Whether it’s the final girl or the gritty antihero, the plucky kid or the steely old-timer, the horror genre often gives us someone to root for amid the mayhem. For every axe-wielding Jack Torrance stalking through a frozen hedge maze, there’s a Danny and Wendy escaping down the mountain in a snowcat. Not so in Travis Stevens’ Girl on the Third Floor, a compellingly campy haunted house flick that borrows heavily from elements of The Shining while effectively breathing some new life into other common horror movie tropes. And yet, one can’t help but root for the ghouls to give the awful main character what he has coming to him.
After dodging a bullet and escaping prison time for some slimy white-collar malfeasance, the appropriately surnamed Don Koch (C.M. Punk) looks to reset his life by escaping Chicago and fixing up a decrepit old house in the ‘burbs. With his breadwinning, pregnant wife, Liz (Trieste Kelly Dunn), waiting back in Chi-town, Don sets to poking around the fixer-upper and attempting to repair its many quirky maladies. Viscous fluid oozes from outlets. A malignant-looking swath of black rot turns a wall mushy and porous. A ceiling collapse reveals a creepy, secret third story. More strangely, marbles emerge from nowhere and go rolling about creaky hardwood. Don takes all this in stride, sleeping on the floor, listening to terrible music and chatting up foreboding locals when he’s not busting his hump to get the house in order. When a seductress named Sarah (Sarah Brooks) mysteriously appears and hops into bed with him, Don justifies the tryst by claiming he’s “earned” it.
Around this point, the film veers into Evil Dead II-style camp, not least of which when a torrent of black fluid gushes into Don’s face, rendering him into a near spitting image of a gore-streaked Ash Williams. Sarah won’t go away, and her increasingly menacing presence begins taking on shades of Fatal Attraction. When Don bludgeons her to death to avoid being found out, the supernatural stakes get raised and the living, breathing house begins to unleash malevolent chaos. As the horror grows increasingly insidious and Don becomes grievously wounded in both mind and body, the viewer is left satisfied by this comeuppance. After all, as Liz inevitably shows up unannounced and candidly tells a snoopy local pastor (Karen Woditsch), Don is a “fuckup.” An alcoholic philanderer who bilked financial clients, Don is also a murderer who gaslights his pregnant wife and doesn’t feel a speck of empathy or remorse for any of these actions. Better that the house eats him.

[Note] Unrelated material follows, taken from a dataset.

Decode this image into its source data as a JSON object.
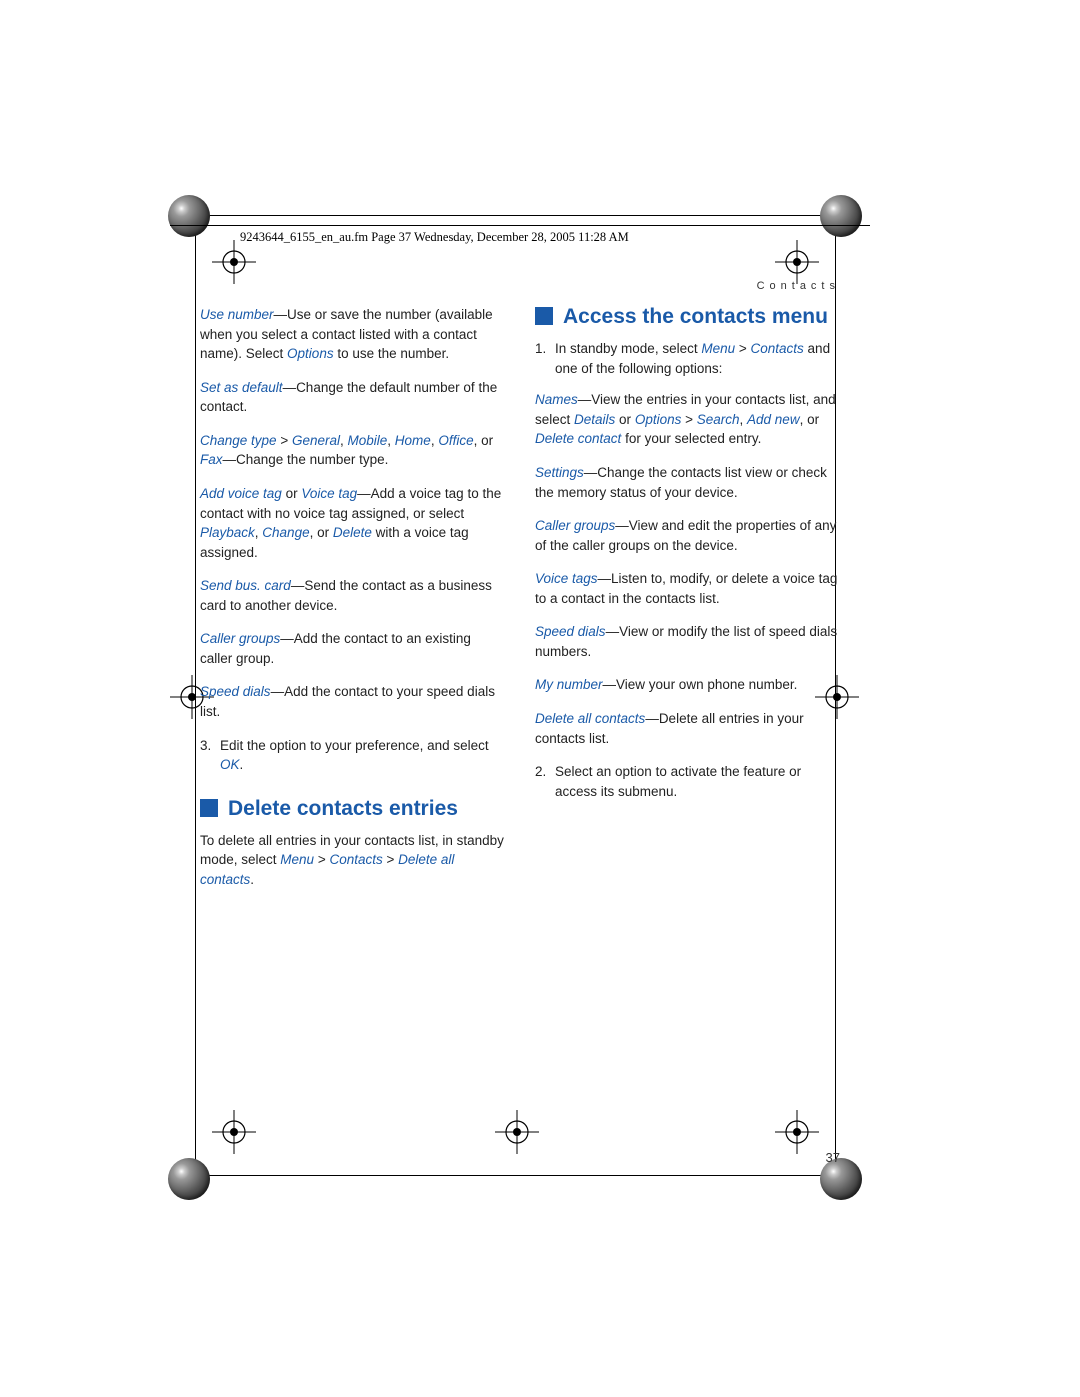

But in its third act, Girl on the Third Floor nearly snatches defeat from the jaws of victory. Humorous, unsettling and compelling in turns, the film shifts gears late to try to establish Liz as a persevering heroine. Unfortunately, it has already spent much of its runtime mitigating her to a two-dimensional character: quite literally a face on a smartphone screen with little more to say than nagging Don to hire a professional. Her eventual physical appearance at the house is too little, too late to establish her character, and it makes even less sense she’d still be married to such a horrible human being. The film’s intensity flags as a result. Instead, the only characters to root for here are the supernatural ones, and Girl on the Third Floor works best in those moments when evil forces steadily give Don the fate he deserves.